This always reminds me of Who's on First, it makes your head spin.

But to my way of thinking and what I think would make sense to users

Hello is only = to Hello therefore <> to anything else

so with EQNULL ON or OFF the Pause statement should fire because
no matter what Hello can not be = to a blank field or a null or empty field
Hello can only be = to Hello

The same for <>  Hello is = to only Hello therefore <> to everything else.
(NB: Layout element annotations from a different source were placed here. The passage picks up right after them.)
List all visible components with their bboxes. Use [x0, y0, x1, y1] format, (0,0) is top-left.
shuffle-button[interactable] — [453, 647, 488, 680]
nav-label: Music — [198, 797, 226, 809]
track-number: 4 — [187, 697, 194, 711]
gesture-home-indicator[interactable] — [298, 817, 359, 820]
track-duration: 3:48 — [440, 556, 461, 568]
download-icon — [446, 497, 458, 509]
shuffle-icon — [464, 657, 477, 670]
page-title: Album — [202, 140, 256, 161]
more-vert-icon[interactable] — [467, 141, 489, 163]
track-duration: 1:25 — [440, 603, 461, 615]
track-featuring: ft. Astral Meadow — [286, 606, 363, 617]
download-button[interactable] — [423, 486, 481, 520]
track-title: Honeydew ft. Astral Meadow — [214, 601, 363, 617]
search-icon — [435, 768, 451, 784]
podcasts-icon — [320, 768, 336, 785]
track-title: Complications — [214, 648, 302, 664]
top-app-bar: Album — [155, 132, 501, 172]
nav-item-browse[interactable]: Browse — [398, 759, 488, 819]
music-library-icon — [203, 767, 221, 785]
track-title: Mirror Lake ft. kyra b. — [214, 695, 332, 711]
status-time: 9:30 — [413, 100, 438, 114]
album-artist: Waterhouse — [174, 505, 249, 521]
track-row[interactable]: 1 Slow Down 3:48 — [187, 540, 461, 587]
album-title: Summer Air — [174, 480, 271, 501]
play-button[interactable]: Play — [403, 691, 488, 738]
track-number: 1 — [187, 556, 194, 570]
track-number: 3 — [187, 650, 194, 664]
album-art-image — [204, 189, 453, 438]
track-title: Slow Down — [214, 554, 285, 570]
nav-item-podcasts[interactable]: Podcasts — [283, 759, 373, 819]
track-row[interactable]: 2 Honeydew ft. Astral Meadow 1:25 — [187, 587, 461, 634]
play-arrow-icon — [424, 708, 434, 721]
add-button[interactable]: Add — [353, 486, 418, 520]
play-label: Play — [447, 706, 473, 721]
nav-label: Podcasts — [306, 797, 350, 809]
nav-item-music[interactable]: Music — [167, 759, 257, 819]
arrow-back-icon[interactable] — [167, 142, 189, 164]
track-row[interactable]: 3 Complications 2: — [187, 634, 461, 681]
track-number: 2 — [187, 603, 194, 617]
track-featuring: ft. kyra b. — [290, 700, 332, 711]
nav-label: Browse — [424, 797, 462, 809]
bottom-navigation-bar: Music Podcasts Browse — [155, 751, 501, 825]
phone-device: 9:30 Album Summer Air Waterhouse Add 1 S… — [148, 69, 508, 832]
Am I nuts or just not getting this.  Maybe my RBrain is set Off?

Marc




  ----- Original Message ----- 
  From: [EMAIL PROTECTED] 
  To: RBASE-L Mailing List 
  Sent: Friday, April 11, 2008 8:31 AM
  Subject: [RBASE-L] - Re: EQNULL ON or OFF


  Marc:

  For you, the danger would be to set it OFF right now without checking your 
programs.  If your programs were done with the assumption that eqnull was set 
ON, then you better not change the setting.   Here's the main difference:

  set var vtext1 = 'hello',  vtext2 text = null
  if vtext1 <> .vtext2 then
    pause 2 using 'they are not equal, so do something'
  endif

  if eqnull ON, then the pause would evaluate because it is able to compare a 
null to a value.  If you eqnull is OFF (which I believe the majority of us do), 
then a null cannot be compared with anything and the pause would NOT evaluate.

  Karen




    Marc,

    When EQNULL is on, R:BASE doesn't distinguish a null from a zero, so any 
average calculations are screwy.

    Bill

    On Fri, Apr 11, 2008 at 8:41 PM, Marc <[EMAIL PROTECTED]> wrote:


      After reading the other thread I got nervous about my EQNULL setting.
      I have it set to ON, so now I am worried.  I had a problem sometime back
      and setting EQNULL ON fixed that problem so I just leave it on.

      What are the dangers with it ON?